KUALA LUMPUR, March 14 (Bernama) -- Malaysia’s industrial production index (IPI) registered a moderate growth of 1.8 per cent year-on-year (y-o-y) in January (December 2022: 2.8 per cent growth), below a market expectation of 2.6 per cent due to dissipating overseas demand.
Public Investment Bank Bhd (PIVB), in a note, said although this was the 17th consecutive month of rise in industrial production, it was at the softest pace since August 2021, which contracted to 0.3 per cent, due to a slower rise in manufacturing and a decline in electricity output.
PIVB expects Malaysia’s economy to rely more on internally generated growth with domestic demand supported by private investment activities, which will likely be stimulated via the implementation of key infrastructure projects.
“We opine that the manufacturing performance output will still trend in tandem with the short-term cyclical weakening in the semiconductor industry, which has continued to grow adversely,” it said.
Given the downside risk from external factors, PIVB said it is maintaining a 3.8 per cent gross domestic product (GDP) growth projection for 2023 versus the 4.5 per cent official forecast.
PIVB said if global GDP growth deteriorates further, falling below the International Monetary Fund’s (IMF) current projection on global growth of 2.9 per cent for 2023, Malaysia’s real GDP growth could be revised lower relative to the current expectations, it said.
“However, we believe that the negative spillovers from the weakening global environment will be partially offset by China’s full reopening in 2023, which would improve their higher frequency data, in turn benefitting our domestic economy.
“Nonetheless, the pronounced positive spillovers may take much longer than expected,” PIVB said.
Meanwhile, Kenanga Research said the manufacturing output is expected to be particularly weak in the first quarter of 2023 (1Q23) due to poor external demand and tepid global economic conditions.
However, it said there is potential for exports to recover in the short term following the end of major festive periods, especially in China.

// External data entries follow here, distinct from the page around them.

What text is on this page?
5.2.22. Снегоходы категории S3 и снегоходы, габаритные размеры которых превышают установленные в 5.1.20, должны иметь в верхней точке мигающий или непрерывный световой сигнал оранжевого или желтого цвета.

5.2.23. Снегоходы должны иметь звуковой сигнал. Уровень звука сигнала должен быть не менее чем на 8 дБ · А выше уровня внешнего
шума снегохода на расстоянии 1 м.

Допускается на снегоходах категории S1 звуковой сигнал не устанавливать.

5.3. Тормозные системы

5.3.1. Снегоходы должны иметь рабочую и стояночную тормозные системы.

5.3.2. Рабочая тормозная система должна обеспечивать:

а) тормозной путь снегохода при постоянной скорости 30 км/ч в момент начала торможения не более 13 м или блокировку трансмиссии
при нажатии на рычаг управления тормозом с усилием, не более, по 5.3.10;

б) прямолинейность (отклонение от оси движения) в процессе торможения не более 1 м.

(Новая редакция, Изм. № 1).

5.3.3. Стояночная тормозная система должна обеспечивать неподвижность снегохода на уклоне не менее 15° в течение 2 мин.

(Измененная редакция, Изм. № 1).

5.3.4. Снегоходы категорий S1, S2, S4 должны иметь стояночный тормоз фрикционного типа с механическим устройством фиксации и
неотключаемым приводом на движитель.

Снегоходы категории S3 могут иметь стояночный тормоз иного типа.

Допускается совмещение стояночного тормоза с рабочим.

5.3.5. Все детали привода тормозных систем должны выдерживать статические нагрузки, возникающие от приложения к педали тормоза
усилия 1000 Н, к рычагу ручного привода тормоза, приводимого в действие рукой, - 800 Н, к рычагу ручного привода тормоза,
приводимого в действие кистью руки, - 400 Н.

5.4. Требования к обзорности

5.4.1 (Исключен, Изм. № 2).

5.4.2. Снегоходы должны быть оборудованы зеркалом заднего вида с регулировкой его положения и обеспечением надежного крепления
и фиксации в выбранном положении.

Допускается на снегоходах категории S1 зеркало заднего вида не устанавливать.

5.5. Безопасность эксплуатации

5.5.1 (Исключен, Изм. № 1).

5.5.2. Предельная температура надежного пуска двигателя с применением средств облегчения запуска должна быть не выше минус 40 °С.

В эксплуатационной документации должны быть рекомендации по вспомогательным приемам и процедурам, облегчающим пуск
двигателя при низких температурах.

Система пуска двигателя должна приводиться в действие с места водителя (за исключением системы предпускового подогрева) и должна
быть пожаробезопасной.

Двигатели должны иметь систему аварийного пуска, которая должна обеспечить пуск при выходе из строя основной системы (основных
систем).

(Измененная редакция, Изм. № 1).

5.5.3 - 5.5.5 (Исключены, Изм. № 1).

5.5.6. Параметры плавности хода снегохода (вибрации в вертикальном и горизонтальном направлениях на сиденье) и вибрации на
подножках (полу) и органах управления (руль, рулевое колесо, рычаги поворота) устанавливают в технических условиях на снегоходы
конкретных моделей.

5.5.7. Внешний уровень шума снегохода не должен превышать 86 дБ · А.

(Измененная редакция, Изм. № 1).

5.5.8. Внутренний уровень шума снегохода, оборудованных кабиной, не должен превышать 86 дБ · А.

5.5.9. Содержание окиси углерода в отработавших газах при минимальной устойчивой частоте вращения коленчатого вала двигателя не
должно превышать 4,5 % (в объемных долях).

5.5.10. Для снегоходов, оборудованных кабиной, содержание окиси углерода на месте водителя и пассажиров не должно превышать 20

Manufacturing growth should be supported by robust domestic demand, spurred by an expected rise in tourist arrivals, it said.
Malaysia's PMI showed a slight improvement in February at 48.4 versus January’s 46.5, indicating a fledgling recovery in output despite remaining in the contractionary zone.
“We recently raised our 2023 GDP forecast to 4.7 per cent from 4.3 per cent due to expectations of robust domestic demand, continued fiscal support, and tailwinds from China's reopening.
“However, 1Q23 growth may slow due to fragile global economic conditions and weaker external demand. Downside risks to overall growth remain as a result of the Russia-Ukraine conflict, tenuous Sino-American relations, and possible recessions among major economies,” Kenanga said.
Meanwhile, Hong Leong Investment Bank Bhd said that the global manufacturing purchasing managers' index (PMI) registered a reading identical to a no-change mark in February at 50.0 compared to 49.1 for January halting a five-month run of contractions.
“The upturn in output volume was driven by Asia, benefitting from China’s economic reopening and easing supply constraints.
“Nevertheless, despite the improvement in global sentiment, Malaysia’s industrial production is still expected to remain modest amid a moderate external demand environment compared to the previous year,” it added.